Hopes that the Mayor of London would veto controversial Gayton Road flats plan have been crushed after it was confirmed he would not intervene.
Harrow Council approved proposals for 383 apartments in five blocks on the central Harrow site on May 14 despite fervent opposition from residents concerned about the height, size and density of the proposed buildings.
Objectors were hoping the office of new Conservative mayor Boris Johnson would use its power to instruct councils to reject schemes that are 'contrary to good strategic planning in Greater London'.
However, on Thursday last week, Greater London Authority advisors agreed that Harrow Council's original decision should stand.

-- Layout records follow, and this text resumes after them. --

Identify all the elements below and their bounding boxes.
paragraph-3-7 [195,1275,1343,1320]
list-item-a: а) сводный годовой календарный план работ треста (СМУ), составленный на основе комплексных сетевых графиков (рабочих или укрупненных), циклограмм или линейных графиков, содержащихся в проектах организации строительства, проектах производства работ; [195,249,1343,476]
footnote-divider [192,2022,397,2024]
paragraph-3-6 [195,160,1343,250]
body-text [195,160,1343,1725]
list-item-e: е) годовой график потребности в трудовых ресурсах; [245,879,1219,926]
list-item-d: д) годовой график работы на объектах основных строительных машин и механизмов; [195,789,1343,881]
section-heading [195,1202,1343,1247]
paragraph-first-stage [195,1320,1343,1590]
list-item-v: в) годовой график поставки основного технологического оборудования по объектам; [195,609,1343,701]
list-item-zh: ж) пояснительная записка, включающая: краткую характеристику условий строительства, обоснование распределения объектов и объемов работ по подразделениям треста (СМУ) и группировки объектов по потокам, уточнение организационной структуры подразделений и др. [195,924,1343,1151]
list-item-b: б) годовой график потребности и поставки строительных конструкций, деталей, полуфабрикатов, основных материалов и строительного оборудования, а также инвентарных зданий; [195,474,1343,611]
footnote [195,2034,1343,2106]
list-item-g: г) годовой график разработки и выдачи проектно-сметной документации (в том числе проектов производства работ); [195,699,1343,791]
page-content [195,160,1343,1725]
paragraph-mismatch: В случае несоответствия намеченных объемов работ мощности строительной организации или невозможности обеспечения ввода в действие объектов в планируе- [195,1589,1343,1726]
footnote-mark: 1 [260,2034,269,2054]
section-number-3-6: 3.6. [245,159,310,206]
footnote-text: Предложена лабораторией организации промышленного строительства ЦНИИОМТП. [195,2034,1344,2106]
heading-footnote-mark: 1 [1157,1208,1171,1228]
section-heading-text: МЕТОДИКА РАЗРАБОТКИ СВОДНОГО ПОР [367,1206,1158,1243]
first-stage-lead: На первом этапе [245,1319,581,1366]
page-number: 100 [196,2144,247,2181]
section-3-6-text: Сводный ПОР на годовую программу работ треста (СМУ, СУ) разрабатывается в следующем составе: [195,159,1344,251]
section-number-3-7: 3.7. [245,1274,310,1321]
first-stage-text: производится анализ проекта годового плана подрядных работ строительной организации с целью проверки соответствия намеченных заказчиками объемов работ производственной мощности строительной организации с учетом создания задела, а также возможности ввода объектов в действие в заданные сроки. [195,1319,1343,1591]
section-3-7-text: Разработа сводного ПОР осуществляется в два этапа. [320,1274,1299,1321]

Their report said: "At the consultation stage, the former Mayor [Ken Livingstone] expressed dissatisfaction with the proposed 35 per cent affordable housing provision and requested that this be increased.
"The site acquisition cost was of particular concern, given that the majority of the site is owned by the council. Concern was also raised over the mix of social rented units, which was at odds with the guidance in the London Plan."
But Harrow Council successfully argued that the developers, Fairview New Homes and Mount Anvil, needed to be allowed to build more flats for sale on the open market in order to justify the high purchase price the two companies would end up paying the council for the land.
And, the council said, if it did not receive the expected big windfall from the deal, its plans to replace Harrow Leisure Centre in Wealdstone could be in jeopardy.
Campaigner Peter Coppock, 67, of Ashburnham Avenue, said: "Everybody was very disappointed. Obviously, we feel it's not been dealt with in the most democratic way. We will still be looking at other ways to appeal."
Harrow Councillor Navin Shah (Labour), who is the Labour Assembly Member for Brent and Harrow, said: "Boris said he would not allow tall buildings to be built in the outer London boroughs, so the Mayor has already gone back on his election pledge.
"It's quite disgraceful. It's smacks of political favour. The plans fail to address the majority of the serious concerns raised by the previous Mayor."